Michelangelo Consani

Michelangelo Consani intervistato da Lorenzo Kamerlengo per The Hermit Purple, Luoghi remoti e arte contemporanea su Segnonline.

Parlami di un tuo maestro, o di una persona che è stata importante per la tua crescita.

Senza dubbio l’incontro con Emilio Prini, al quale ho fatto d’assistente, mi ha segnato molto. Emilio mi ha aiutato nel lavoro senza suggerirmi niente, si è semplicemente limitato a farmi riflettere sul concetto di vuoto, di pieno e di energia.
Ma sono molte le persone che vorrei ringraziare e che ritengo fondamentali per la mia crescita artistica. Dal momento che la rivista è di Pescara, partirei con Renato Bianchini. Con Renato ho fatto le mie prime mostre in Abruzzo, mi ha insegnato a muovere i primi passi nel sistema dell’arte. Vorrei inoltre ricordare Roberto Cerbai, artista e ceramista, che mi ha trasmesso l’amore per la ceramica. Pier Luigi Tazzi che mi ha invitato a eventi di caratura internazionale, come ad esempio la Triennale di Aichi a Nagoya nel 2010, dandomi la possibilità di confrontarmi con artisti del calibro di Yayoi Kusama, Franz West, Adel Abdessemed, Cai Guo-Qiang, Gelitin, Yang Fudong, Hans Op de Beeck, Cerith Wyn Evans e tanti altri. Paolo Emilio Antognoli con il quale abbiamo lavorato, per primi in Italia, a progetti che riguardavano l’ecologia e la sostenibilità. Matteo Lucchetti che ho visto crescere e con cui abbiamo fatto due belle mostre Pratiche della memoria alla Fondazione Pistoletto a Biella e De Rerum Rurale alla 16° Quadriennale di Roma. Alessandro Romanini che mi ha sostenuto nella produzione di alcune opere e con il quale abbiamo fatto dei bei progetti. Silvia Pichini che mi ha supportato e sopportato nei miei deliri. E poi un ringraziamento speciale ai miei due galleristi Junko Shimada della Galleria Side2 di Tokyo e Francesco Ozzola della galleria Suburbia di Granada che mi permettono di lavorare senza vincoli e di fare quello che ho in mente. Per ultimo ma non in ordine d’importanza, Manlio Bonetti della Fonderia De Carli di Torino che insieme all’artista Davide Rivalta mi ha introdotto “nel mondo del bronzo”.

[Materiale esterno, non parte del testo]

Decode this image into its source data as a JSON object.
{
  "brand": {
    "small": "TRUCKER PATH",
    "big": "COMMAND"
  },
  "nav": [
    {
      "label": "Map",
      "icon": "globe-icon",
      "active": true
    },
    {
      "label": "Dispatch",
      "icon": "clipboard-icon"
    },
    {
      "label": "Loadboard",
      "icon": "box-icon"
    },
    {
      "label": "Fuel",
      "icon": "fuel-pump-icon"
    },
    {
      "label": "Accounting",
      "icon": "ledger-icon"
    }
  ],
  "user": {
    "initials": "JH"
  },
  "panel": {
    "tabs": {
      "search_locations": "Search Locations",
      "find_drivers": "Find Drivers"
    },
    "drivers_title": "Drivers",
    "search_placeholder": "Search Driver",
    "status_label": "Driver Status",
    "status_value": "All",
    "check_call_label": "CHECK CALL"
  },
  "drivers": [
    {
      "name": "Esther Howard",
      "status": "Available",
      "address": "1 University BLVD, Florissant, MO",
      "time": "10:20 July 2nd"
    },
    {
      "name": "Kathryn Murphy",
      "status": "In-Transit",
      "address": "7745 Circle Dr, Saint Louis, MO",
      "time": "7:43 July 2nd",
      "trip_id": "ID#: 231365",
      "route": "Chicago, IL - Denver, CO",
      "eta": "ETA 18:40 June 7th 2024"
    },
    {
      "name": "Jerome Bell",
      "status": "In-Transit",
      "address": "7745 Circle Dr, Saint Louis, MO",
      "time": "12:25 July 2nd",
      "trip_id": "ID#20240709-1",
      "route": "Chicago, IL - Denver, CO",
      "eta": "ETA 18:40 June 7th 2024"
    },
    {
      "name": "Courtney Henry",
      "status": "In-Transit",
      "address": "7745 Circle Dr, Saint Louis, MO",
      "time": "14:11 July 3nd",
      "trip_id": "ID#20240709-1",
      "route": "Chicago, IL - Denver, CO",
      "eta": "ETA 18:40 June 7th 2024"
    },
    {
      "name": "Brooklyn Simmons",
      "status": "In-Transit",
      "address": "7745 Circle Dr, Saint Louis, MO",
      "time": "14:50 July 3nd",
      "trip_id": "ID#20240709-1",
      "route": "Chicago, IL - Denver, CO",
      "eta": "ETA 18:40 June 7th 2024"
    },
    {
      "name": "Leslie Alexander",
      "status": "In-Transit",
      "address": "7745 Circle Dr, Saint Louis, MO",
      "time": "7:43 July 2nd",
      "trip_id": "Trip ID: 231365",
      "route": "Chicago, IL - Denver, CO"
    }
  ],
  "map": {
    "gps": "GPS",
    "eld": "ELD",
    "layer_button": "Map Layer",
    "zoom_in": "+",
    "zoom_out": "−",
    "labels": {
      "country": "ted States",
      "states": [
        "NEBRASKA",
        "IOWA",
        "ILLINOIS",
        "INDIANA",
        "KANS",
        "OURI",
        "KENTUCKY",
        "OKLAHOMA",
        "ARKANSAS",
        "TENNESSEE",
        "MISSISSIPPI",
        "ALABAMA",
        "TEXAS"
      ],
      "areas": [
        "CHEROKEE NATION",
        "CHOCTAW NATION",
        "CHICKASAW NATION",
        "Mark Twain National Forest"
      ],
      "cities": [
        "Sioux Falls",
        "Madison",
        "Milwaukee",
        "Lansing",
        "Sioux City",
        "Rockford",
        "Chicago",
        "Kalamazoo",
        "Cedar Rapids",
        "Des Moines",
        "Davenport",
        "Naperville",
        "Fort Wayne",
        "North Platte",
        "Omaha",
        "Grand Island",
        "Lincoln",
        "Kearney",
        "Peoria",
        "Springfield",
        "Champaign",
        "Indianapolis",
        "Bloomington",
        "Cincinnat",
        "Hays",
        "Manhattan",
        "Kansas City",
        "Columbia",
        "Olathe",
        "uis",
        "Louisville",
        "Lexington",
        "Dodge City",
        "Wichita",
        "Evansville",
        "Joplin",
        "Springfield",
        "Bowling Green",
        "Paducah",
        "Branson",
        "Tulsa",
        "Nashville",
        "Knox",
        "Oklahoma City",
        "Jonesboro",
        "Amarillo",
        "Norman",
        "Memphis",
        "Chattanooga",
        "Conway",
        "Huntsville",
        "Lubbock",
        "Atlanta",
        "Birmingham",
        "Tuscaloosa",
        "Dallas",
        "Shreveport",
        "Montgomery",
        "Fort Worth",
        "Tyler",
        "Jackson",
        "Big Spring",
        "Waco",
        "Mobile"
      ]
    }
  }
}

Quali sono secondo te il tuo lavoro/mostra migliore ed il tuo lavoro/mostra peggiore? E perché?

La mia mostra migliore è la Festa è finita alla galleria Fabio Tiboni/Sponda di Bologna. La festa è finita è stata fatta nel 2011. Il gallerista, Fabio Tiboni, mi chiese un mostra e io realizzai un unico lavoro: un grande progetto site-specific; oltre alla galleria usai anche un garage che fungeva da magazzino. La mostra analizzava la fine delle risorse criticando, senza mezze misure, il modello capitalistico imperante e sottolineando le “falle” del sistema economico globale. La mostra era accompagnata da un testo di Pier Luigi Tazzi e da uno scritto di Serge Latouche (padre della decrescita felice) dal titolo appunto la Festa è finita. Immaginai di fare una festa alla quale invitavo una serie di personaggi (rappresentati da sculture, video, ceramiche ecc) appartenenti a “mondi” diversi, alcuni legati alla speculazione globale, altri invece marginali, che con la loro critica al sistema dominante potevano indicarci una via di salvezza. Tutta la mostra (video e luci) erano alimentate da un generatore a benzina, una volta finita la benzina finiva la mostra.
In questi giorni, ai tempi del Coronavirus, ho riflettuto molto su questo lavoro che, a distanza di quasi dieci anni, mi sembra più che mai attuale. Per la mostra peggiore non saprei dare un titolo.

Se ti ritrovassi su un’isola deserta, proseguiresti la tua ricerca artistica? Se sì, in che modo?

Si, cercherei sull’isola un pallone da basket con la scritta Wilson e costruirei il mio Venerdì.

In che modo sta influendo l’isolamento di questo periodo su di te?

L’isolamento non mi spaventa, vivo in un paesino di tredici persone nella maremma Toscana. Solitamente non esco molto e non mi piacciono le inaugurazioni, le fiere e il grande circo dell’arte. Visto che vivo in campagna, in questo periodo, mi dedico all’orto, alle piante del giardino e alla cucina. Soprattutto faccio il pane, mettere le mani nella farina e impastare mi rende felice.